Putting the variable in a “present” clause is useful and considered by me to be best practice, but it is not required. It has the effect that the compiler does not need to add an implicit copy but instead only checks that the variable is present on the device at runtime. If it is not present, the executable will error.

Putting a compute region within a structured data region (i.e. “!$acc data” / “$acc end data”) does make the variables visible to the compiler and as such does not need to provide an implicit copy. However due to their nature, unstructured data regions (i.e. “!$acc enter data” / “!$acc exit data”) are not visible. The scoping of unstructured data regions are defined at runtime while structured data regions scope is defined at compile time.

To answer your questions more directly:

Q1.
I don’t know why i have to use present clause, because i already use !$acc enter data copyin RHS1 .

“present” is not required (except for a few cases), just best practice. Though given the data in an “enter/exit” data region is not visible to the compiler at compilation, the implicit data copy would be included without the “present”. Semantically, using “present” or an implicit copy within an unstructured data region are equivalent.

In my opnions i dont need use present clause at parallel loop. Is it right?

Correct.

The only time is really needed is for deep copies and more for C/C++ than Fortran. Though in an effort to not confuse things, I wont go into depth on this, and just state for your code, “present” is not required.

When i doensn’t use present clause, it looks RHS1 didn’t copy the parallel loop.
make copy because of enter data copy regions but didn’t copy at parallel loop.
Generating enter data copyin(rhs1( 0 :m1, 0 :m2, 0 :m3, 3 ))

I’m a bit unclear what you’re asking here. The feedback message implies RHS1 is in an “enter data” directive. What I’d expect is if you took RHS1 out of the “present” clause, but kept it in the “enter data” directive, is that the compiler would print a message about putting it in an implicit copy.

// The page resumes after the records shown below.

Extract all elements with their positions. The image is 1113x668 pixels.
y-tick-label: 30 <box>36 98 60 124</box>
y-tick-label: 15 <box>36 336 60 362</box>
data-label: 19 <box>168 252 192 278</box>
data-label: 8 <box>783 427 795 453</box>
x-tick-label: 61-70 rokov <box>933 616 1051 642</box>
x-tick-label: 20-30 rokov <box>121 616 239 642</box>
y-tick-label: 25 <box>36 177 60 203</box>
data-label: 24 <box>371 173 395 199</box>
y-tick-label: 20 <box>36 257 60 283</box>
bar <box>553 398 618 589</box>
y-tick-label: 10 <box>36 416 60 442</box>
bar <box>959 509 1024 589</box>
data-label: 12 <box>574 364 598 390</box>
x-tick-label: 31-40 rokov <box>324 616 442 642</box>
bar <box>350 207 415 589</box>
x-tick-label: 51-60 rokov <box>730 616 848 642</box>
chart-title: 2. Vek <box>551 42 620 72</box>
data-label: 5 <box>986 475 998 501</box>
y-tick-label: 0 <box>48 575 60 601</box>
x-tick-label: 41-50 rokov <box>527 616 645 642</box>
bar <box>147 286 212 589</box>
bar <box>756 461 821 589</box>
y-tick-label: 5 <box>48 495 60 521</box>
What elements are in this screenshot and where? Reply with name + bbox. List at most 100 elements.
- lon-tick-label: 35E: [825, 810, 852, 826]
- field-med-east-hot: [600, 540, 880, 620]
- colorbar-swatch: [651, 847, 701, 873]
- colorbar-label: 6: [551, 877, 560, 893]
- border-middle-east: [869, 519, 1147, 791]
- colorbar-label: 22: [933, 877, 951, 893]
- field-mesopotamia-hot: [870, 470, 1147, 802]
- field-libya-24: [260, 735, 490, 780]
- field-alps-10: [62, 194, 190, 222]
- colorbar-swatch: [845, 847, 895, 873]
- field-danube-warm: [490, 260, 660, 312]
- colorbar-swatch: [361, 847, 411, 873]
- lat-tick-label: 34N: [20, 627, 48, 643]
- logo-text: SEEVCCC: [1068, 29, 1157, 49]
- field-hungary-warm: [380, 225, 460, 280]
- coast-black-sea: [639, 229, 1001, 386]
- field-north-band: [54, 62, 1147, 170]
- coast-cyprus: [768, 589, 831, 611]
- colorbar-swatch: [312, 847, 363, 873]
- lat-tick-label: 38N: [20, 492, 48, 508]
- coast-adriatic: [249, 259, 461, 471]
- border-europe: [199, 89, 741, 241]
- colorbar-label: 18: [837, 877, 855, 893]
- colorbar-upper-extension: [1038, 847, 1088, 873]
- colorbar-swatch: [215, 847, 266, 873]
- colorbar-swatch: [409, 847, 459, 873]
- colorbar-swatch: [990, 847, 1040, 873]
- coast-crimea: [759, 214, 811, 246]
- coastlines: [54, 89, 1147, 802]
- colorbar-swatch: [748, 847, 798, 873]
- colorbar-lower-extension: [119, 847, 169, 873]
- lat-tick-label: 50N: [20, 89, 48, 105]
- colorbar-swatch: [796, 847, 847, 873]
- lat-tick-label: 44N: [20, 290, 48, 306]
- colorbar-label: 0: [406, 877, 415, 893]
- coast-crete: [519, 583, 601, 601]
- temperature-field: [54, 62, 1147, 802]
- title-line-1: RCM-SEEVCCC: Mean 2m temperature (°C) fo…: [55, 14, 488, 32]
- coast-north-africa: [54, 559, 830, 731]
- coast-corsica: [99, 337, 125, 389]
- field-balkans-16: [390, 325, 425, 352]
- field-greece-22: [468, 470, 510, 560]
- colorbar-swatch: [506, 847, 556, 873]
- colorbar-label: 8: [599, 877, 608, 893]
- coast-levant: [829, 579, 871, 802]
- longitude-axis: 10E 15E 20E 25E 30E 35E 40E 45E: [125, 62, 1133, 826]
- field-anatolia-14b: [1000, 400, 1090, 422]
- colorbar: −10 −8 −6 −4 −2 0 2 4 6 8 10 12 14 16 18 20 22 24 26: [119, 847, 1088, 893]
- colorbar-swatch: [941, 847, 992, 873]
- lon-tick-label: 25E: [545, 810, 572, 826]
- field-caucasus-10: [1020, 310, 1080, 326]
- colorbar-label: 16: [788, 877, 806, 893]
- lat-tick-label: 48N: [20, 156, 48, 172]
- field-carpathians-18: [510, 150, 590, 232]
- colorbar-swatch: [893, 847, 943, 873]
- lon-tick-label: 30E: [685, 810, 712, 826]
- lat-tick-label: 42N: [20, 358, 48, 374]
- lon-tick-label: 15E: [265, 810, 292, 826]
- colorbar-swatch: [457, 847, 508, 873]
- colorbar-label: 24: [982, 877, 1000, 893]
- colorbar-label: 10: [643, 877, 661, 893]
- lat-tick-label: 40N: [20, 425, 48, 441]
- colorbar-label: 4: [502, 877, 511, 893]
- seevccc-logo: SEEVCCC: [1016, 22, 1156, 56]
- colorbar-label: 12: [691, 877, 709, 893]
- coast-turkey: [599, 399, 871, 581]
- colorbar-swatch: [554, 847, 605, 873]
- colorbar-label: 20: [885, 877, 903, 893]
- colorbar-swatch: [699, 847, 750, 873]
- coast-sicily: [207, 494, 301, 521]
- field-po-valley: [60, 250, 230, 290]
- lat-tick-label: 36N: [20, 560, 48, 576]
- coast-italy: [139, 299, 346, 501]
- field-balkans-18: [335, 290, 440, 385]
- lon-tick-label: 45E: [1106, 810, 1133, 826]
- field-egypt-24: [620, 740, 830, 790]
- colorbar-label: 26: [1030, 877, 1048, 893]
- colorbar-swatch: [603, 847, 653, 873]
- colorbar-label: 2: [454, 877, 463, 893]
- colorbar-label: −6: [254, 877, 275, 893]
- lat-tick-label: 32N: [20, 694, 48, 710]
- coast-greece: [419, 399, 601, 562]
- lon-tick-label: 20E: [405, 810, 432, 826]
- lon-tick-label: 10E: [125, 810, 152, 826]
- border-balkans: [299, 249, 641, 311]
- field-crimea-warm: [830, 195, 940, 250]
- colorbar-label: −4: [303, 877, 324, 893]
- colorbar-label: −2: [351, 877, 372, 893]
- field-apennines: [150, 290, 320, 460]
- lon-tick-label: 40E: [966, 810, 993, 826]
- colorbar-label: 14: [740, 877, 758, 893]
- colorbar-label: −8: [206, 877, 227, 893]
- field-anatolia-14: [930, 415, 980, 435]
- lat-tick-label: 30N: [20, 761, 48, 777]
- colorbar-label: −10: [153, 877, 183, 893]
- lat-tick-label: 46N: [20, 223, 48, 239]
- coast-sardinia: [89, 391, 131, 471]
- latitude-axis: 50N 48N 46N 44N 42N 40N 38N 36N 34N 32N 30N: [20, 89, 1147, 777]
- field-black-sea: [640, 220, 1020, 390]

A “partially present” error means that a variable is already on the device but the present check shows that it’s a different size than what’s on the device.

Your enter data directive for RHS1 is this:

!$acc enter data copyin ( RHS1(0:M1, 0:M2, 0:M3, 3) )

Note the “3” in the fourth dimension. Since you don’t have a section, i.e. “:”, “:3” or “1:3”, only one element from this dimension is copied.

When you do a “present(RHS1)” it’s checking if the whole array is present, which it is not. Only one third of it is.

Also, note that when RHS1 is used: “GK(I,K)=ACOEFI*(1+ACOEF*PRIK)*RHS1(I,J,K,1)”, you have “1” in the third dimension which doesn’t exist on the device.

Likely changing:

!$acc enter data copyin ( RHS1(0:M1, 0:M2, 0:M3, 3) )

to

!$acc enter data copyin ( RHS1(0:M1, 0:M2, 0:M3, 1:3) )

or

!$acc enter data copyin ( RHS1(0:M1, 0:M2, 0:M3, :) )

will fix the issue.

Our compiler used to treat “3” as if it were “1:3”, but we needed to change this a few years ago. While nice for the user, it’s not standard complying and we got complaints. We have a flag “-gpu=implicitsections” to revert the behavior, but I’d still suggest explicitly adding the section.

Hope this helps,
Mat

2 Likes

I really appreciate your kind, clear answers.
Now i understand about ‘present’ clause.

I have some questions about the last descriptions.

Our compiler used to treat “3” as if it were “1:3”, but we needed to change this a few years ago. While nice for the user, it’s not standard complying and we got complaints. We have a flag “-gpu=implicitsections” to revert the behavior, but I’d still suggest explicitly adding the section.

Is it correct that the following modifications are necessary to make the correct code?

from.
!$acc enter data copyin ( RHS1(0:M1, 0:M2, 0:M3, 3) )
to.
!$acc enter data copyin ( RHS1(0:M1, 0:M2, 0:M3, 1:3) )

and also
from.
!$acc enter data copyin ( X(M1), Y(M2), Z(M3) )
to.
!$acc enter data copyin ( X(1:M1), Y(1:M2), Z(1:M3) )

I understand about RHS1.
But should X(M1) also be changed to X(1:M1)?

But should X(M1) also be changed to X(1:M1)?

Correct. “X(M1)” says to create and copy a single element of X. “X(1:M1)” says to create and copy all elements from 1 to M1.

1 Like

This topic was automatically closed 14 days after the last reply. New replies are no longer allowed.